UNITED KINGDOM

Chronic uncertainty prevails for UK and EU researchers

Sometimes it feels as if there is little else in newspapers in the United Kingdom beyond Brexit, even if very little of what is written can be more than mere speculation at this stage. We do not have certainty on just about any front. That is not helpful for UK research or UK researchers – be those European Union researchers in the UK, or UK researchers anywhere.

We have to live with chronic uncertainty about access to funding and how student numbers from different parts of the world may evolve, causing many a headache for the leadership in the university sector.

We do not know how individuals will weigh up the pros and cons of staying in the UK in what may feel like increasingly hostile environments, versus returning to the safety of their home or other EU countries but possibly having to join groups that don’t fit their research aspirations quite so neatly. It is not an easy landscape to navigate.

As a member of the European Research Council or ERC’s Scientific Council I am very aware both of the importance of the ERC funding for financing excellent science across the EU, but also of the prestige associated with winning such funding.

Those who believe that all will be resolved if the UK government can find some funding to plug the gap in science research budgets if the UK is subsequently excluded from the European programme ignore the latter point. (‘Science’ in this case should be recognised as encompassing not just the natural sciences and engineering, but also the social sciences and arts and humanities).

No existing national scheme within the UK confers anything like the same clout – at promotions and appointments committees, for instance – as an ERC grant.

Whether the UK can retain access to the ERC and the rest of the Horizon 2020 programme, and if so on what terms, is just one tiny part of the intricate Brexit negotiations. Perhaps, as much as we can hope for as a community is that the importance of this initiative does appear to have impinged on some ministers’ minds. It does get talked about.

Mobility and migration

Mobility of researchers is in some ways an even trickier problem because worker mobility was such a central plank in the referendum campaigns. (Im)migration is an emotive subject and it is hard to envisage a scheme that enables scientists to travel across EU borders freely while preventing other workers from sharing that luxury.

‘Science is Global’ and ‘Together Science Can’, slogans respectively of the Royal Society (along with other European academies) and the Wellcome Trust, are all very well, but policy may make things much harder than the words can convey.

Again, though, there is some sign of movement, in so far as the salary cap at which a worker may move from one tier of visa to another may be set at a level facilitating movement of postdocs. Perhaps there is a glimmer of light.

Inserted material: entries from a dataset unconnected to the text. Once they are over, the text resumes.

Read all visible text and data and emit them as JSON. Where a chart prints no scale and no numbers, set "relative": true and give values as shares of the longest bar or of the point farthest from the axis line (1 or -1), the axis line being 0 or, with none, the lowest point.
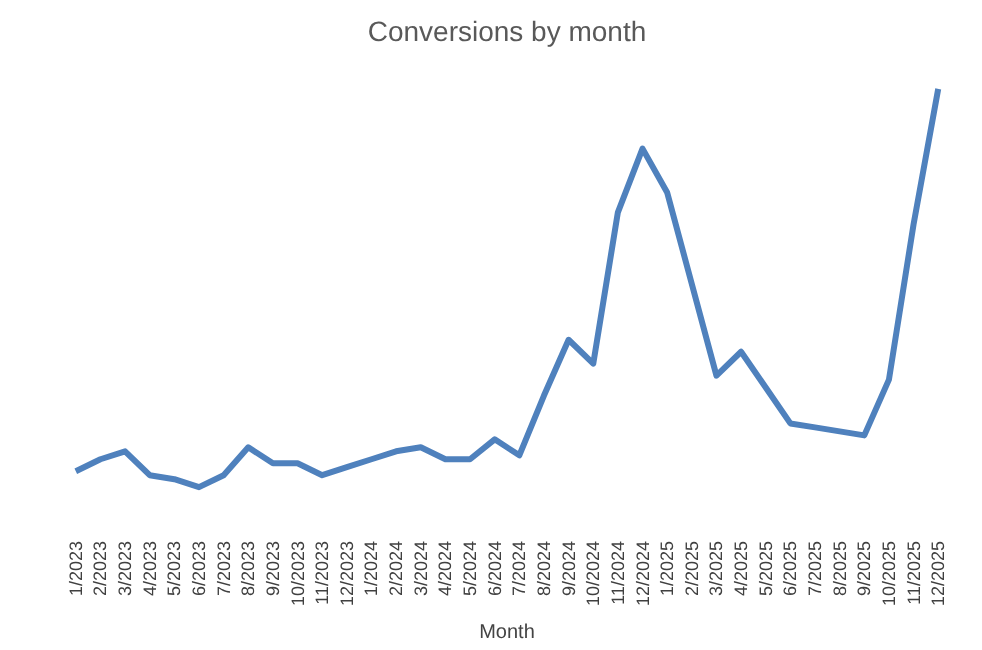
{
  "chart_data": {
    "type": "line",
    "title": "Conversions by month",
    "xlabel": "Month",
    "relative": true,
    "grid": false,
    "categories": [
      "1/2023",
      "2/2023",
      "3/2023",
      "4/2023",
      "5/2023",
      "6/2023",
      "7/2023",
      "8/2023",
      "9/2023",
      "10/2023",
      "11/2023",
      "12/2023",
      "1/2024",
      "2/2024",
      "3/2024",
      "4/2024",
      "5/2024",
      "6/2024",
      "7/2024",
      "8/2024",
      "9/2024",
      "10/2024",
      "11/2024",
      "12/2024",
      "1/2025",
      "2/2025",
      "3/2025",
      "4/2025",
      "5/2025",
      "6/2025",
      "7/2025",
      "8/2025",
      "9/2025",
      "10/2025",
      "11/2025",
      "12/2025"
    ],
    "series": [
      {
        "color": "#4f81bd",
        "values": [
          0.04,
          0.07,
          0.09,
          0.03,
          0.02,
          0,
          0.03,
          0.1,
          0.06,
          0.06,
          0.03,
          0.05,
          0.07,
          0.09,
          0.1,
          0.07,
          0.07,
          0.12,
          0.08,
          0.23,
          0.37,
          0.31,
          0.69,
          0.85,
          0.74,
          0.51,
          0.28,
          0.34,
          0.25,
          0.16,
          0.15,
          0.14,
          0.13,
          0.27,
          0.66,
          1
        ]
      }
    ]
  }
}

So that leaves students as an unknown. Calculations suggest universities like my own, Cambridge, are not likely to see a dip in income from student fees as the numbers of EU students plummet. Indeed, it is thought we might actually see an increase, with a modest drop in numbers more than offset by an increase in the fees we charge per capita as EU students move to ‘overseas’ fees.

Many UK universities are likely to be much harder hit, although all such calculations can be no more than ‘guesstimates’ for the time being. That students are kept firmly within the immigration cap is an anomaly that it is hard to find anyone exhibiting much enthusiasm for except Prime Minister Theresa May, dating back to her time in the Home Office.

Rigid position

It is both depressing and ironic that, if she had not retained her rigid position on this issue, producing wild rhetoric about numbers outstaying their courses and other misleading ‘statistics’, the referendum results might well have gone the other way: ‘immigration’ numbers would have seemed so much more moderate without the student inclusion.

From these different factors it can be seen that universities are hit with uncertainty – over both numbers and income – from multiple directions. Research is just one part of that messy landscape of confusion.

Individual researchers plough on as best they can. Universities seek to support their researchers as well as they are able, but the future is murky and it is hardly surprising if not only non-UK EU researchers pack their bags – or at least scan the job advertisements and attempt to position themselves for a future beyond these shores – but also UK nationals consider where their future best resides.

On a good day I remain hopeful that the various challenges can be met and the successful research base in the UK, which punches significantly above its weight, will be enabled to continue to do so. But no one is counting their chickens just yet.

Professor Dame Athene Donald is professor of experimental physics at the University of Cambridge, UK, Master of Churchill College and a member of the European Research Council’s Scientific Council. She will give the Sir Hermann Bondi lecture at the Cambridge Festival of Ideas on 23 October on UK research in troubled political times.